Tourist takes 'Irreplaceable' Japanese artefacts from Cambridge University
A tourist took two "irreplaceable" historic Japanese artefacts from a Cambridge University education centre - after mistaking them for souvenirs.
A wooden plaque and a replica school textbook were on loan for the Kaetsu Educational and Cultural Centre's annual Japan Day from a Japanese museum, and went missing on Saturday.
A frantic search was launched for the items, which were eventually found.
The pieces were loaned to the centre from the Peace Memorial Museum in Okinawa.
According to the Cambridge News, museum director Peter Roberts-Taira said he was "very relieved" they had been found, adding: "It's the first time these items have ever been out of Japan, so the museums themselves were taking a risk.
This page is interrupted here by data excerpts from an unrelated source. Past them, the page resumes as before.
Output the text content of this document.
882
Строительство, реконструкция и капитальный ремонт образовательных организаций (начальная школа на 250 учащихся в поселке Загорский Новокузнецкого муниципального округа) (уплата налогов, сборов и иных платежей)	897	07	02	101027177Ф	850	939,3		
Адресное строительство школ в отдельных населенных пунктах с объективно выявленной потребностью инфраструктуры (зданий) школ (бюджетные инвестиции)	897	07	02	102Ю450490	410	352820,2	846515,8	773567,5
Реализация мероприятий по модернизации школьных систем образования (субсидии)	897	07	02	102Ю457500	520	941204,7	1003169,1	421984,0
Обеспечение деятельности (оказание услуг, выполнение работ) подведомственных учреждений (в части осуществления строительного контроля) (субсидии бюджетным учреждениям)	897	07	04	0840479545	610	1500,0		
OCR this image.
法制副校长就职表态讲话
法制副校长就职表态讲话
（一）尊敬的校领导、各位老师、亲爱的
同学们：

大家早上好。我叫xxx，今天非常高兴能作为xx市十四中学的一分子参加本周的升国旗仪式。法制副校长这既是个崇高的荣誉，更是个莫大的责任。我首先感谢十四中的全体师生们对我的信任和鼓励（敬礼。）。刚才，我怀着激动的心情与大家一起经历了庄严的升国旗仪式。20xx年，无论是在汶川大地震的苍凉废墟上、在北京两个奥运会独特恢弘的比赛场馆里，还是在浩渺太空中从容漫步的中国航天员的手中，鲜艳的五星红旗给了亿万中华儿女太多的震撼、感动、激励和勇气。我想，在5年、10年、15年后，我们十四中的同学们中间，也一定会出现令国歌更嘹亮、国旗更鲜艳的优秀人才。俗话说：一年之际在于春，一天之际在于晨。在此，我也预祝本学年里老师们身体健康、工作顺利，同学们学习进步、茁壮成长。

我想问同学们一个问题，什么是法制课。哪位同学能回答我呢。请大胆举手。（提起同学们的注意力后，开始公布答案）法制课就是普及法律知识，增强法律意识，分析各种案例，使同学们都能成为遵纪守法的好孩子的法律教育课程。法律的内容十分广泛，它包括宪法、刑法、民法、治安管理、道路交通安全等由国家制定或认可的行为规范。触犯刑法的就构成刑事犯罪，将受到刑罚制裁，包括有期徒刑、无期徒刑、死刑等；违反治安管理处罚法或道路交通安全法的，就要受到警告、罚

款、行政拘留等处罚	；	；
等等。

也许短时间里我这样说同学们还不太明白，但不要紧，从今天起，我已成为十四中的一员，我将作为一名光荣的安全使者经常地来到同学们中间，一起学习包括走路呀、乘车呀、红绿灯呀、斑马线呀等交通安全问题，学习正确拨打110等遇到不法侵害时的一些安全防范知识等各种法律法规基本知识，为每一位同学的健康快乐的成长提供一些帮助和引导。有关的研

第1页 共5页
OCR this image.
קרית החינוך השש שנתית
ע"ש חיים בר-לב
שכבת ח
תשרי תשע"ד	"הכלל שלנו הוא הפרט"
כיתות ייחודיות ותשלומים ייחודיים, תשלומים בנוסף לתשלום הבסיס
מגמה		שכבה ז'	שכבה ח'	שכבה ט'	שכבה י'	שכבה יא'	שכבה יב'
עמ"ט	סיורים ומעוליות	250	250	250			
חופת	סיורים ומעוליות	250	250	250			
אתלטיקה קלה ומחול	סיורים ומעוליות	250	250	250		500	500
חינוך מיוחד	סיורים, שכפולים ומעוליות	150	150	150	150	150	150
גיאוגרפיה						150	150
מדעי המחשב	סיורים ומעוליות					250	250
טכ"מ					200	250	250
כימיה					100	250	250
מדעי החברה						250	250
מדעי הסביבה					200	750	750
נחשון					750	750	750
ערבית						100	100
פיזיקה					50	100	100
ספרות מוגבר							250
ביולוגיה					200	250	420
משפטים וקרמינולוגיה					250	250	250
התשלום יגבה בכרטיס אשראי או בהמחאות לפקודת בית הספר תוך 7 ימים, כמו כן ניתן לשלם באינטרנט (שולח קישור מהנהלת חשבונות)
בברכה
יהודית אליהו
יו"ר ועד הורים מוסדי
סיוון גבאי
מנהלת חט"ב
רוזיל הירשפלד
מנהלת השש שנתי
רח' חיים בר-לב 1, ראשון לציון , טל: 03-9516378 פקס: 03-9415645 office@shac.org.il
"It was Saturday, right at the very end of the day when everyone was packing away that we realised they had gone.
"One was a wooden plaque with some Japanese on it, the other was a maths book which children had in their classrooms.
"You wouldn't know they were valuable to look at, so maybe somebody just thought they could take them."
According to the Daily Telegraph, he added: "The message went out wider to people who asked their friends, and apparently they discovered a friend of a friend had thought those things were possible to take away as souvenirs.
"They are irreplaceable, if they are gone, they are gone forever. It's very, very special to have them at all."